1. Field of the Invention
This invention relates to a method for removal of hydrogen sulfide from a hydrogen sulfide containing gaseous stream utilizing a hydrogen sulfide scavenging agent distributed over a high surface area contactor disposed within the stream of hydrogen sulfide containing gas. More particularly, this invention is related to a method for removal of hydrogen sulfide from natural gas utilizing a high surface area contactor for providing intimate contact between hydrogen sulfide scavenging agent liquids and the natural gas. This method is particularly suitable for natural gas streams containing small amounts of hydrogen sulfide, typically less than about 200 ppm of hydrogen sulfide.
2. Description of Prior Art
Substantial amounts of sour natural gas are currently being produced from natural gas wells, oil wells (as associated gas), and from natural gas storage reservoirs that have been infected with H.sub.2 S-producing bacteria. The presence of hydrogen sulfide in fuel and other gaseous streams has long been of concern for both the users and the producers of such gaseous streams. For example, in the case of natural gas, historically about 25% of the natural gas produced in the United States has been sour, that is, containing greater than about 4 ppmv H.sub.2 S (5.7 mg H.sub.2 S/m.sup.3). In addition to the corrosive and other adverse effects that such impurities have upon equipment and processes with which such gaseous streams interact, noxious emissions are commonly produced from combustion of the natural gas as a result of oxidation of the hydrogen sulfide. The resulting sulphur oxides are a major contributor to air pollution and may have detrimental impact upon humans, animals, and plant life. Increasingly stringent federal and state regulations have accordingly been promulgated in an effort to reduce or eliminate sulphurous emissions, and a concomitant interest exists in efficiently removing from natural gas streams and the like the hydrogen sulfide that comprises a significant precursor of the emissions.
A growing segment of the natural gas industry uses H.sub.2 S scavenging processes to remove low concentrations of H.sub.2 S (usually less than about 100 ppm) from subquality natural gas at remote locations. For this gas segment, conventional amine sweetening is not economically feasible, particularly when carbon dioxide (CO.sub.2) removal is not required. Historically, the natural gas production industry has used nonregenerable scavenging processes to treat this gas. In these processes, a scavenging agent reacts irreversibly with H.sub.2 S. The reaction products are subsequently separated from the treated sweet gas and discarded.
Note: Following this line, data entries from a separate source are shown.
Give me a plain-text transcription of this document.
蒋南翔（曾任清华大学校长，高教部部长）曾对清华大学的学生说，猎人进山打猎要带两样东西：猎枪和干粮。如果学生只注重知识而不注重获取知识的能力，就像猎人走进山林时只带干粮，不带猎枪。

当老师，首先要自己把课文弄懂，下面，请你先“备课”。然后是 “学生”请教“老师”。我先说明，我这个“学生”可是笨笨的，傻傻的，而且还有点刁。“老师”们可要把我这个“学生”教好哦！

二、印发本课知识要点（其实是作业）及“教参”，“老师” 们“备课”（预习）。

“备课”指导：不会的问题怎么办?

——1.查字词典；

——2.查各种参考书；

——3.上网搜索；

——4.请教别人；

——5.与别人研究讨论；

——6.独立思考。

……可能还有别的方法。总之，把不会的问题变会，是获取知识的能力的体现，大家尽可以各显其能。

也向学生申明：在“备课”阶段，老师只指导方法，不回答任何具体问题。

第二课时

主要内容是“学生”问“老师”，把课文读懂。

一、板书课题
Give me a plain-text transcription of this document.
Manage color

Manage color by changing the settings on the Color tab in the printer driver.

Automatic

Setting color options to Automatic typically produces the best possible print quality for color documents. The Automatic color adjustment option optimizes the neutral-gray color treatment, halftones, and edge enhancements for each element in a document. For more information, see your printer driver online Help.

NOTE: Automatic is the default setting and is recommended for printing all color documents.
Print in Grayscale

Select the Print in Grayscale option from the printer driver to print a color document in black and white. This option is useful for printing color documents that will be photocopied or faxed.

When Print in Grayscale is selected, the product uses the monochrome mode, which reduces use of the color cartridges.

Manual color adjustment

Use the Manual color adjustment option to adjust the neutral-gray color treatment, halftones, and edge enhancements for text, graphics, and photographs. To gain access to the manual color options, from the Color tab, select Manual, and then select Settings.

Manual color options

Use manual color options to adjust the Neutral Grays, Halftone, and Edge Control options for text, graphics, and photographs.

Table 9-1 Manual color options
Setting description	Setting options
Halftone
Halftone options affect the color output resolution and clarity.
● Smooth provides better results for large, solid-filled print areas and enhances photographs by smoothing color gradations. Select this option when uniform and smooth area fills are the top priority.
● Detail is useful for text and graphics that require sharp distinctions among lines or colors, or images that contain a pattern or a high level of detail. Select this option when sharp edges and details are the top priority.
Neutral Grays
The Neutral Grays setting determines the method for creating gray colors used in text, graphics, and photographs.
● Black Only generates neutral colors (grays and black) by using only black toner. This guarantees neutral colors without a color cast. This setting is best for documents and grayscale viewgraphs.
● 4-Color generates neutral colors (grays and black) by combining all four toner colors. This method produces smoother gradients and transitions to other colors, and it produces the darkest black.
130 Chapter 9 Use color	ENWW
Hydrogen sulfide scavenging agents are most commonly applied through one of the following three methods: (1) batch application of liquid scavenging agents in a sparged tower contactor; (2) batch application of solid scavenging agents in a fixed-bed contactor; or (3) continuous direct injection of liquid scavenging agents. Studies of batch applications of liquid and solid scavenging agents have shown that scavenging chemical costs are lower for an iron-oxide-based solid scavenger than for an amine-based liquid scavenger. However, for natural gas with less than approximately 25 ppm H.sub.2 S, a direct-injection approach has the potential for the lowest overall costs because of its low capital cost relative to batch applications. Given the estimated $50 million per year in H.sub.2 S scavenging chemical costs in the United States, significant cost savings are realizable from an H.sub.2 S scavenging process utilizing continuous direct-injection of scavenging agents into the gaseous stream to be treated over conventional batch direct-injection scavenging applications.
Studies have been conducted which show that the performance of direct-injection scavenging systems is more difficult to predict than tower-based systems because the underlying fundamentals of direct injection are largely unknown. In addition, H.sub.2 S removal results, chemical usage, and chemical costs are highly site-specific, especially with regard to gaseous fluid velocity, liquid-gas mixing conditions, and contact time.